Issue des deux cultures orientale et latine, je me questionne beaucoup quant à mon identité et mes valeurs.  Qui suis-je vraiment ? Mosquée ou Cathédrale ? Orientale ou occidentale ? Piliers ou flèche ? Lunaire ou solaire ? Nomade ou sédentaire ?

Cette interrogation provoque en moi la confusion et me plonge dans des migraines récurrentes. Et plus je cherche une réponse claire, plus je doute.

Je pourrais me raccrocher plus spécialement à l’une ou l’autre de mes deux cultures. Mais à laquelle ? Et à quels dépends de l’autre ? Plus je cherche la clarté, plus le doute s’installe, et plus cela m’est douloureux. …

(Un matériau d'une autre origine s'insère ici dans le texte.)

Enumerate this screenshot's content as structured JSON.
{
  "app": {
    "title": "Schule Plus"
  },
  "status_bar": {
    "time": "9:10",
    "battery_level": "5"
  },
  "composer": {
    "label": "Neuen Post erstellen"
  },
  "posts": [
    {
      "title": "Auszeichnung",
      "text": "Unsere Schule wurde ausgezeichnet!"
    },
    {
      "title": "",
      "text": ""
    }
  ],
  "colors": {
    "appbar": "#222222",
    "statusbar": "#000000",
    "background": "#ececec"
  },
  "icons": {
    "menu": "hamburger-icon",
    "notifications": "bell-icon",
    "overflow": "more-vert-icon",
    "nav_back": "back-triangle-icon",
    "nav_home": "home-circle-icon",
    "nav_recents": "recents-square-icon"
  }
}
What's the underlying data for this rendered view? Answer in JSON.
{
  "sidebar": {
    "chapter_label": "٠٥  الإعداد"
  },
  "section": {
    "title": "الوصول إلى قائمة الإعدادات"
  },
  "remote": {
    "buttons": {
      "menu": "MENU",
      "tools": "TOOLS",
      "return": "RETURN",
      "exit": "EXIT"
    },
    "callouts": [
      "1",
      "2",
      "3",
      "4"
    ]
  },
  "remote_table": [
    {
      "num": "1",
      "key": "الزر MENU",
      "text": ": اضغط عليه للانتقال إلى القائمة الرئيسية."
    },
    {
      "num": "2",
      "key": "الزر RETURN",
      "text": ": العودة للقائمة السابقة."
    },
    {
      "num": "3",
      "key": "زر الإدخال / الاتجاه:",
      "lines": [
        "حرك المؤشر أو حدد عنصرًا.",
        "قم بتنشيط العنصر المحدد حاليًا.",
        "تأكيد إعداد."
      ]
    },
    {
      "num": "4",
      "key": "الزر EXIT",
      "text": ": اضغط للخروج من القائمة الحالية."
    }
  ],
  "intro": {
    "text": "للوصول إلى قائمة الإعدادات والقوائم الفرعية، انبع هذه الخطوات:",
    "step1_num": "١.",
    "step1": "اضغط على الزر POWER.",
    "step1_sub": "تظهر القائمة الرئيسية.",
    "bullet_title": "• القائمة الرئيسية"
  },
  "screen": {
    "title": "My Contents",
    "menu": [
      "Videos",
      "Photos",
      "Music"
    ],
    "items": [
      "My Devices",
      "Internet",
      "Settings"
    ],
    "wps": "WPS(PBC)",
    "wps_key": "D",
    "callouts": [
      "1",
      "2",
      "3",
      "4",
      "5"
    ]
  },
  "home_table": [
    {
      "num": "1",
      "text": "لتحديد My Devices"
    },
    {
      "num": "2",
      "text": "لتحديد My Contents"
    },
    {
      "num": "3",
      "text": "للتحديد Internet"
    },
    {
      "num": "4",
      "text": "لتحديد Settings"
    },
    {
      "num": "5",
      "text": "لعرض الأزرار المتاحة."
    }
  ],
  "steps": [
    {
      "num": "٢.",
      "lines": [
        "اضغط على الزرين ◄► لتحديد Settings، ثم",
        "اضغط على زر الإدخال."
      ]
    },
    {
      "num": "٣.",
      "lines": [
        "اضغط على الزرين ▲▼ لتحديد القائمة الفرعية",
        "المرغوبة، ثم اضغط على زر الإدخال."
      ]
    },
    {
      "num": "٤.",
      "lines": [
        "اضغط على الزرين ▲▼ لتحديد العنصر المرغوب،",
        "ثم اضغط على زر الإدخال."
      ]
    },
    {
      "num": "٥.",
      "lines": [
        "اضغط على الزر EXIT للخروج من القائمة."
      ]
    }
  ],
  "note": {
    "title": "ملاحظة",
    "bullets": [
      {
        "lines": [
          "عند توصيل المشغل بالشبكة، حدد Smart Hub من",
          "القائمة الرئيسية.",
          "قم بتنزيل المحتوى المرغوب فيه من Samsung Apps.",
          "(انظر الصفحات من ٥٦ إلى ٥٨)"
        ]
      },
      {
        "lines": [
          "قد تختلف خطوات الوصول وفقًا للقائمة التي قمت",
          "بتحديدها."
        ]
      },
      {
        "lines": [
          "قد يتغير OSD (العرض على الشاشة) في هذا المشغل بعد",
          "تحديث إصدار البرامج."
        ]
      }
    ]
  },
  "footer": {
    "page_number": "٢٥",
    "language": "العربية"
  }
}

Je suis plusieurs, je suis multiple. Libre et légitime enfantement de mes propres amours ibériques, romaines, wisigothes, omeyades, byzantines, gothiques, renaissances ou encore baroques. Deux mille ans d’amours et de désamours, ça donne le vertige. De nobles fondations, je suis cordouane.

Je suis plusieurs, je suis multiple. Tant de courtisans bienveillants. Mais tant de jalousies, tant de guerres, tant de blessures inutiles. Tant de guerriers, tant de califes, tant de prêtres qui chacun revendiquent le droit à inscrire son nom aux arcades de mon identité. Et tant de choses encore que la bienséance ne dira jamais. Mon chœur en frissonne, mes colonnes en tremblent.

Je suis plusieurs, je suis multiple. Je suis l’insaisissable visage de Dieu au féminin. Priée, louée, courtisée, admirée. Convoitée, combattue, défendue. Commentée, visitée, honorée. Restaurée, maquillée, photographiée. Arabe et espagnole, orientale et occidentale, musulmane et chrétienne, municipale et religieuse.

 

Je suis plusieurs, je suis multiple. De siècle en siècle, mes saintes origines m’inspirent et me grandissent. Un jour elles m’inventent mosquée, un jour elles m’illuminent cathédrale. Demain comme hier, je soumettrai mes divins amants au terrible défi du « libre ensemble ». Car ce n’est que dans l’éternité des flux et des reflux de la Vie que j’accomplirai ma mission.


Je suis plusieurs, je suis multiple. Hors du temps, mon regard porte bien plus loin que le Guadalquivir, bien plus loin que le bassin méditerranéen. Il est déjà dans l’au-delà. Je suis la Mezquita-Cathédrale, l’incarnation prophétique de l’Une-Manité, l’Humanité non-duelle.